例:パスワードは8文字以上、USBメモリの使用禁止、特定のソフトのインストール禁止など
| 用語 | 説明 | 例え |
|---|---|---|
| ドメイン | 管理される範囲 | 会社全体 |
| ドメインコントローラー | ADのサーバー | 人事部のデータベース |
| オブジェクト | 管理対象 | 従業員、PC |
| OU | 整理用のフォルダ | 部署 |
| グループポリシー | 一括設定 | 社内規定 |
Active Directoryの認証の流れ
会社のPCにログインするとき、裏で何が起きているか見てみましょう。
- ユーザーがPCでユーザー名とパスワードを入力
- PCがドメインコントローラーに認証リクエストを送信
- ドメインコントローラーがユーザー情報を確認
- 認証OKなら、「チケット」を発行(Kerberos認証)
- 以降、このチケットを使って各リソースにアクセス
この仕組みにより、一度ログインすれば、ファイルサーバーやプリンター、社内システムに再度パスワードを入力することなくアクセスできます(シングルサインオン)。
Active Directoryでできること
ユーザー管理
- ユーザーアカウントの作成・削除
- パスワードのリセット
- アカウントのロック解除
- グループへの所属管理
コンピュータ管理
- ドメインへの参加管理
- コンピュータポリシーの適用
- リモートでの設定変更
グループポリシーによる制御
- パスワードポリシー(長さ、複雑さ、有効期限)
- 画面ロックまでの時間
- ソフトウェアのインストール制限
- USBデバイスの使用制限
- 壁紙やスタートメニューの統一
Active DirectoryとAzure AD
最近は、クラウド版のADであるAzure AD(現Microsoft Entra ID)も広く使われています。
| 項目 | Active Directory | Azure AD |
|---|---|---|
| 設置場所 | オンプレミス | クラウド |
| 主な用途 | 社内リソースの管理 | クラウドサービスの認証 |
| プロトコル | Kerberos、LDAP | OAuth、SAML、OpenID Connect |
多くの企業では、オンプレミスのADとAzure ADを連携(ハイブリッド構成)して使っています。

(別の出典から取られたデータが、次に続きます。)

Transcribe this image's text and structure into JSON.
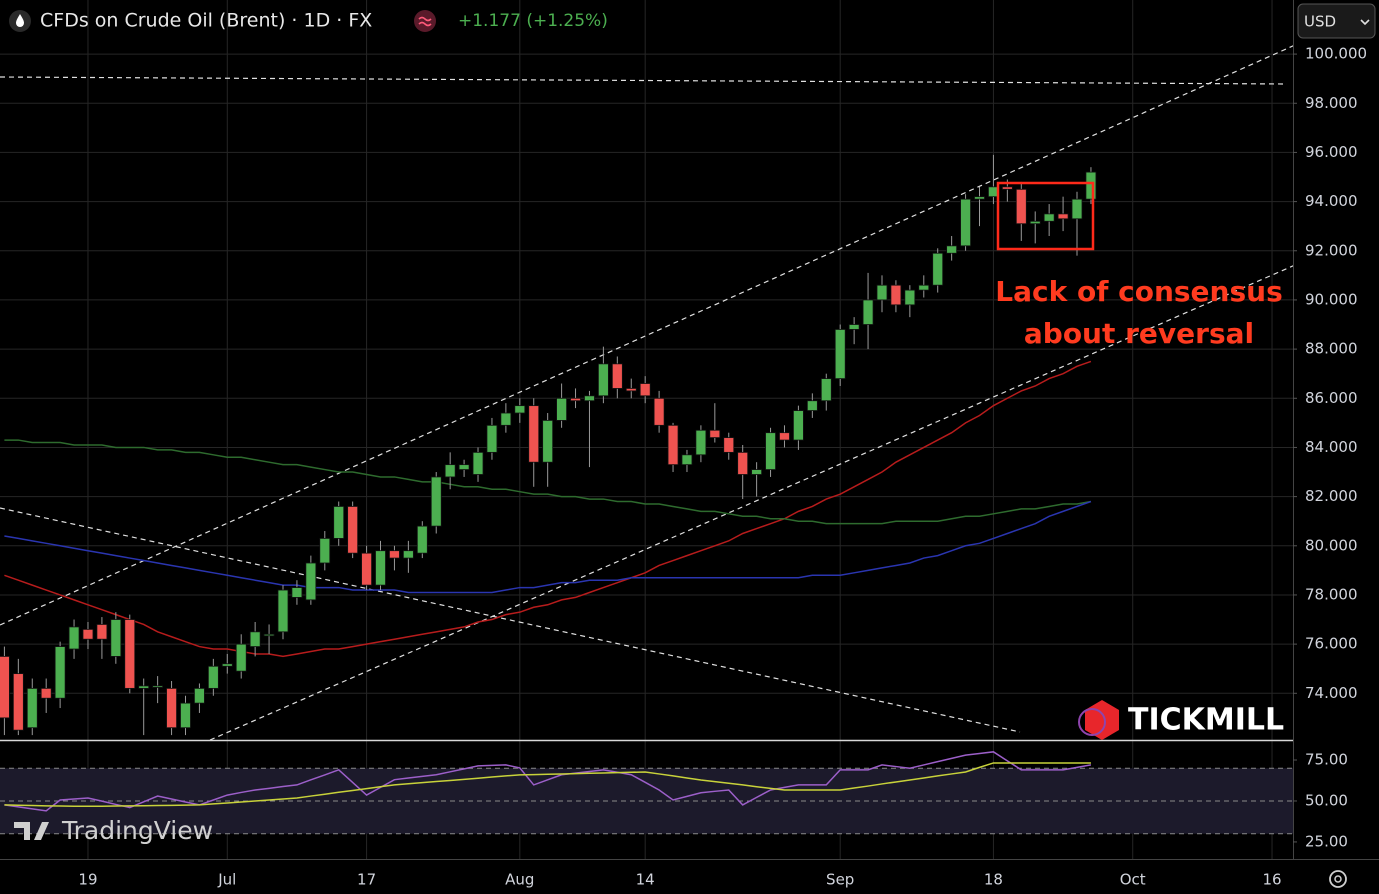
{
  "header": {
    "title": "CFDs on Crude Oil (Brent) · 1D · FX",
    "change": "+1.177 (+1.25%)",
    "currency": "USD"
  },
  "annotation": [
    "Lack of consensus",
    "about reversal"
  ],
  "branding": {
    "broker": "TICKMILL",
    "platform": "TradingView"
  },
  "chart_data": [
    {
      "type": "candlestick",
      "categories": [
        null,
        null,
        null,
        null,
        null,
        null,
        "19",
        null,
        null,
        null,
        null,
        null,
        null,
        null,
        null,
        null,
        "Jul",
        null,
        null,
        null,
        null,
        null,
        null,
        null,
        null,
        null,
        "17",
        null,
        null,
        null,
        null,
        null,
        null,
        null,
        null,
        null,
        null,
        "Aug",
        null,
        null,
        null,
        null,
        null,
        null,
        null,
        null,
        "14",
        null,
        null,
        null,
        null,
        null,
        null,
        null,
        null,
        null,
        null,
        null,
        null,
        null,
        "Sep",
        null,
        null,
        null,
        null,
        null,
        null,
        null,
        null,
        null,
        null,
        "18",
        null,
        null,
        null,
        null,
        null,
        null,
        null,
        null,
        null,
        "Oct",
        null,
        null,
        null,
        null,
        null,
        null,
        null,
        null,
        null,
        "16"
      ],
      "open": [
        75.5,
        74.8,
        72.6,
        74.2,
        73.8,
        75.8,
        76.6,
        76.8,
        75.5,
        77.0,
        74.2,
        74.3,
        74.2,
        72.6,
        73.6,
        74.2,
        75.1,
        74.9,
        75.9,
        76.4,
        76.5,
        77.9,
        77.8,
        79.3,
        80.3,
        81.6,
        79.7,
        78.4,
        79.8,
        79.5,
        79.7,
        80.8,
        82.8,
        83.1,
        82.9,
        83.8,
        84.9,
        85.4,
        85.7,
        83.4,
        85.1,
        86.0,
        85.9,
        86.1,
        87.4,
        86.4,
        86.6,
        86.0,
        84.9,
        83.3,
        83.7,
        84.7,
        84.4,
        83.8,
        82.9,
        83.1,
        84.6,
        84.3,
        85.5,
        85.9,
        86.8,
        88.8,
        89.0,
        90.0,
        90.6,
        89.8,
        90.4,
        90.6,
        91.9,
        92.2,
        94.1,
        94.2,
        94.6,
        94.5,
        93.1,
        93.2,
        93.5,
        93.3,
        94.1,
        null,
        null,
        null,
        null,
        null,
        null,
        null,
        null,
        null,
        null,
        null,
        null,
        null
      ],
      "high": [
        75.9,
        75.4,
        74.6,
        74.6,
        76.1,
        77.0,
        76.9,
        77.1,
        77.3,
        77.2,
        74.6,
        74.7,
        74.5,
        73.9,
        74.4,
        75.4,
        75.6,
        76.4,
        76.9,
        76.8,
        78.4,
        78.6,
        79.6,
        80.6,
        81.8,
        81.8,
        80.0,
        80.2,
        80.0,
        80.2,
        81.0,
        83.0,
        83.8,
        83.5,
        84.0,
        85.2,
        85.8,
        86.0,
        86.0,
        85.4,
        86.6,
        86.4,
        86.3,
        88.1,
        87.7,
        86.8,
        86.9,
        86.3,
        85.0,
        83.9,
        84.9,
        85.8,
        84.6,
        84.1,
        83.4,
        84.8,
        84.9,
        85.7,
        86.2,
        87.0,
        89.0,
        89.3,
        91.1,
        91.0,
        90.8,
        90.6,
        91.0,
        92.1,
        92.6,
        94.3,
        94.6,
        95.9,
        94.9,
        94.8,
        93.6,
        93.9,
        94.2,
        94.4,
        95.4,
        null,
        null,
        null,
        null,
        null,
        null,
        null,
        null,
        null,
        null,
        null,
        null,
        null
      ],
      "low": [
        72.3,
        72.3,
        72.3,
        73.2,
        73.4,
        75.4,
        75.8,
        75.4,
        75.2,
        74.0,
        72.3,
        73.6,
        72.3,
        72.3,
        73.2,
        73.9,
        74.8,
        74.6,
        75.5,
        75.6,
        76.2,
        77.6,
        77.6,
        79.0,
        80.0,
        79.5,
        78.2,
        78.2,
        79.0,
        78.9,
        79.5,
        80.5,
        82.3,
        82.8,
        82.6,
        83.5,
        84.6,
        85.0,
        82.4,
        82.4,
        84.8,
        85.6,
        83.2,
        85.8,
        86.0,
        86.0,
        85.8,
        84.6,
        83.0,
        83.0,
        83.4,
        84.2,
        83.5,
        81.9,
        82.0,
        82.8,
        84.0,
        83.9,
        85.2,
        85.5,
        86.5,
        88.2,
        88.0,
        89.5,
        89.5,
        89.3,
        90.1,
        90.3,
        91.6,
        92.0,
        93.0,
        93.9,
        94.0,
        92.4,
        92.3,
        92.6,
        92.8,
        91.8,
        93.9,
        null,
        null,
        null,
        null,
        null,
        null,
        null,
        null,
        null,
        null,
        null,
        null,
        null
      ],
      "close": [
        73.0,
        72.5,
        74.2,
        73.8,
        75.9,
        76.7,
        76.2,
        76.2,
        77.0,
        74.2,
        74.3,
        74.3,
        72.6,
        73.6,
        74.2,
        75.1,
        75.2,
        76.0,
        76.5,
        76.4,
        78.2,
        78.3,
        79.3,
        80.3,
        81.6,
        79.7,
        78.4,
        79.8,
        79.5,
        79.8,
        80.8,
        82.8,
        83.3,
        83.3,
        83.8,
        84.9,
        85.4,
        85.7,
        83.4,
        85.1,
        86.0,
        85.9,
        86.1,
        87.4,
        86.4,
        86.3,
        86.1,
        84.9,
        83.3,
        83.7,
        84.7,
        84.4,
        83.8,
        82.9,
        83.1,
        84.6,
        84.3,
        85.5,
        85.9,
        86.8,
        88.8,
        89.0,
        90.0,
        90.6,
        89.8,
        90.4,
        90.6,
        91.9,
        92.2,
        94.1,
        94.2,
        94.6,
        94.5,
        93.1,
        93.2,
        93.5,
        93.3,
        94.1,
        95.2,
        null,
        null,
        null,
        null,
        null,
        null,
        null,
        null,
        null,
        null,
        null,
        null,
        null
      ],
      "up_color": "#4caf50",
      "down_color": "#ef5350",
      "series": [
        {
          "color": "#b71c1c",
          "values": [
            78.8,
            78.6,
            78.4,
            78.2,
            78.0,
            77.8,
            77.6,
            77.4,
            77.2,
            77.0,
            76.8,
            76.5,
            76.3,
            76.1,
            75.9,
            75.8,
            75.8,
            75.7,
            75.6,
            75.6,
            75.5,
            75.6,
            75.7,
            75.8,
            75.8,
            75.9,
            76.0,
            76.1,
            76.2,
            76.3,
            76.4,
            76.5,
            76.6,
            76.7,
            76.9,
            77.0,
            77.2,
            77.3,
            77.5,
            77.6,
            77.8,
            77.9,
            78.1,
            78.3,
            78.5,
            78.7,
            78.9,
            79.2,
            79.4,
            79.6,
            79.8,
            80.0,
            80.2,
            80.5,
            80.7,
            80.9,
            81.1,
            81.4,
            81.6,
            81.9,
            82.1,
            82.4,
            82.7,
            83.0,
            83.4,
            83.7,
            84.0,
            84.3,
            84.6,
            85.0,
            85.3,
            85.7,
            86.0,
            86.3,
            86.5,
            86.8,
            87.0,
            87.3,
            87.5,
            null,
            null,
            null,
            null,
            null,
            null,
            null,
            null,
            null,
            null,
            null,
            null,
            null
          ]
        },
        {
          "color": "#2e6b2e",
          "values": [
            84.3,
            84.3,
            84.2,
            84.2,
            84.2,
            84.1,
            84.1,
            84.1,
            84.0,
            84.0,
            84.0,
            83.9,
            83.9,
            83.8,
            83.8,
            83.7,
            83.6,
            83.6,
            83.5,
            83.4,
            83.3,
            83.3,
            83.2,
            83.1,
            83.0,
            83.0,
            82.9,
            82.8,
            82.8,
            82.7,
            82.6,
            82.6,
            82.5,
            82.4,
            82.4,
            82.3,
            82.3,
            82.2,
            82.1,
            82.1,
            82.0,
            82.0,
            81.9,
            81.9,
            81.8,
            81.8,
            81.7,
            81.7,
            81.6,
            81.5,
            81.4,
            81.4,
            81.3,
            81.2,
            81.2,
            81.1,
            81.1,
            81.0,
            81.0,
            80.9,
            80.9,
            80.9,
            80.9,
            80.9,
            81.0,
            81.0,
            81.0,
            81.0,
            81.1,
            81.2,
            81.2,
            81.3,
            81.4,
            81.5,
            81.5,
            81.6,
            81.7,
            81.7,
            81.8,
            null,
            null,
            null,
            null,
            null,
            null,
            null,
            null,
            null,
            null,
            null,
            null,
            null
          ]
        },
        {
          "color": "#2a35b0",
          "values": [
            80.4,
            80.3,
            80.2,
            80.1,
            80.0,
            79.9,
            79.8,
            79.7,
            79.6,
            79.5,
            79.4,
            79.3,
            79.2,
            79.1,
            79.0,
            78.9,
            78.8,
            78.7,
            78.6,
            78.5,
            78.4,
            78.4,
            78.3,
            78.3,
            78.3,
            78.2,
            78.2,
            78.2,
            78.2,
            78.1,
            78.1,
            78.1,
            78.1,
            78.1,
            78.1,
            78.1,
            78.2,
            78.3,
            78.3,
            78.4,
            78.5,
            78.5,
            78.6,
            78.6,
            78.6,
            78.7,
            78.7,
            78.7,
            78.7,
            78.7,
            78.7,
            78.7,
            78.7,
            78.7,
            78.7,
            78.7,
            78.7,
            78.7,
            78.8,
            78.8,
            78.8,
            78.9,
            79.0,
            79.1,
            79.2,
            79.3,
            79.5,
            79.6,
            79.8,
            80.0,
            80.1,
            80.3,
            80.5,
            80.7,
            80.9,
            81.2,
            81.4,
            81.6,
            81.8,
            null,
            null,
            null,
            null,
            null,
            null,
            null,
            null,
            null,
            null,
            null,
            null,
            null
          ]
        }
      ],
      "ylim": [
        72.1,
        102.2
      ],
      "yticks": [
        {
          "value": 74,
          "label": "74.000"
        },
        {
          "value": 76,
          "label": "76.000"
        },
        {
          "value": 78,
          "label": "78.000"
        },
        {
          "value": 80,
          "label": "80.000"
        },
        {
          "value": 82,
          "label": "82.000"
        },
        {
          "value": 84,
          "label": "84.000"
        },
        {
          "value": 86,
          "label": "86.000"
        },
        {
          "value": 88,
          "label": "88.000"
        },
        {
          "value": 90,
          "label": "90.000"
        },
        {
          "value": 92,
          "label": "92.000"
        },
        {
          "value": 94,
          "label": "94.000"
        },
        {
          "value": 96,
          "label": "96.000"
        },
        {
          "value": 98,
          "label": "98.000"
        },
        {
          "value": 100,
          "label": "100.000"
        }
      ],
      "grid": true
    },
    {
      "type": "line",
      "series": [
        {
          "color": "#9c5fc9",
          "values": [
            47.6,
            46.4,
            45.2,
            44.0,
            50.6,
            51.2,
            51.8,
            49.9,
            47.9,
            46.0,
            49.5,
            53.0,
            51.2,
            49.4,
            47.6,
            50.6,
            53.6,
            55.2,
            56.7,
            57.7,
            58.8,
            59.8,
            62.9,
            65.9,
            69.0,
            61.3,
            53.6,
            58.3,
            63.0,
            64.0,
            65.0,
            66.0,
            67.8,
            69.6,
            71.4,
            71.7,
            72.0,
            70.2,
            59.8,
            62.9,
            66.0,
            67.0,
            68.0,
            69.0,
            67.5,
            66.0,
            61.4,
            56.7,
            50.6,
            52.8,
            55.0,
            55.9,
            56.7,
            47.6,
            52.2,
            56.7,
            58.3,
            59.8,
            59.8,
            59.8,
            69.0,
            69.0,
            69.0,
            72.0,
            71.0,
            70.0,
            72.0,
            74.0,
            76.0,
            78.0,
            79.0,
            80.0,
            74.5,
            69.0,
            69.0,
            69.0,
            69.0,
            70.5,
            72.0
          ]
        },
        {
          "color": "#c8d23a",
          "values": [
            47.6,
            47.4,
            47.2,
            47.0,
            46.9,
            46.8,
            46.8,
            46.8,
            46.9,
            47.0,
            47.1,
            47.2,
            47.3,
            47.5,
            47.6,
            48.2,
            48.8,
            49.4,
            50.0,
            50.6,
            51.2,
            51.8,
            53.0,
            54.1,
            55.3,
            56.4,
            57.5,
            58.7,
            59.8,
            60.5,
            61.2,
            61.9,
            62.5,
            63.2,
            63.9,
            64.6,
            65.3,
            65.9,
            66.1,
            66.3,
            66.5,
            66.7,
            66.9,
            67.1,
            67.3,
            67.5,
            67.7,
            66.5,
            65.3,
            64.0,
            62.8,
            61.8,
            60.8,
            59.8,
            58.7,
            57.7,
            56.7,
            56.7,
            56.7,
            56.7,
            56.7,
            57.9,
            59.1,
            60.4,
            61.6,
            62.8,
            64.0,
            65.3,
            66.5,
            67.7,
            70.5,
            73.2,
            73.2,
            73.2,
            73.2,
            73.2,
            73.2,
            73.2,
            73.2
          ]
        }
      ],
      "ylim": [
        15.2,
        86.6
      ],
      "yticks": [
        {
          "value": 25,
          "label": "25.00"
        },
        {
          "value": 50,
          "label": "50.00"
        },
        {
          "value": 75,
          "label": "75.00"
        }
      ],
      "levels": [
        30,
        50,
        70
      ]
    }
  ]
}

インフラエンジニアとActive Directory
Active Directoryは、Windowsインフラを扱うエンジニアにとって必須知識です。
よくある業務
- ユーザーアカウントの作成・変更・削除
- パスワードリセット対応
- グループポリシーの設計・適用
- ドメインコントローラーの構築・運用
- トラブルシューティング(ログイン不可など)
まとめ
この記事のポイントを整理します。
| 項目 | 内容 |
|---|---|
| Active Directoryとは | 企業のユーザー・コンピュータを一元管理するサービス |
| 主な機能 | 認証、アクセス制御、グループポリシー |
| メリット | 管理の効率化、セキュリティ向上 |
| 重要な概念 | ドメイン、DC、OU、グループポリシー |
| クラウド版 | Azure AD(Microsoft Entra ID) |
Active Directoryは、企業のIT基盤を支える重要な柱です。Windows環境のインフラエンジニアを目指すなら、ぜひ理解しておきましょう!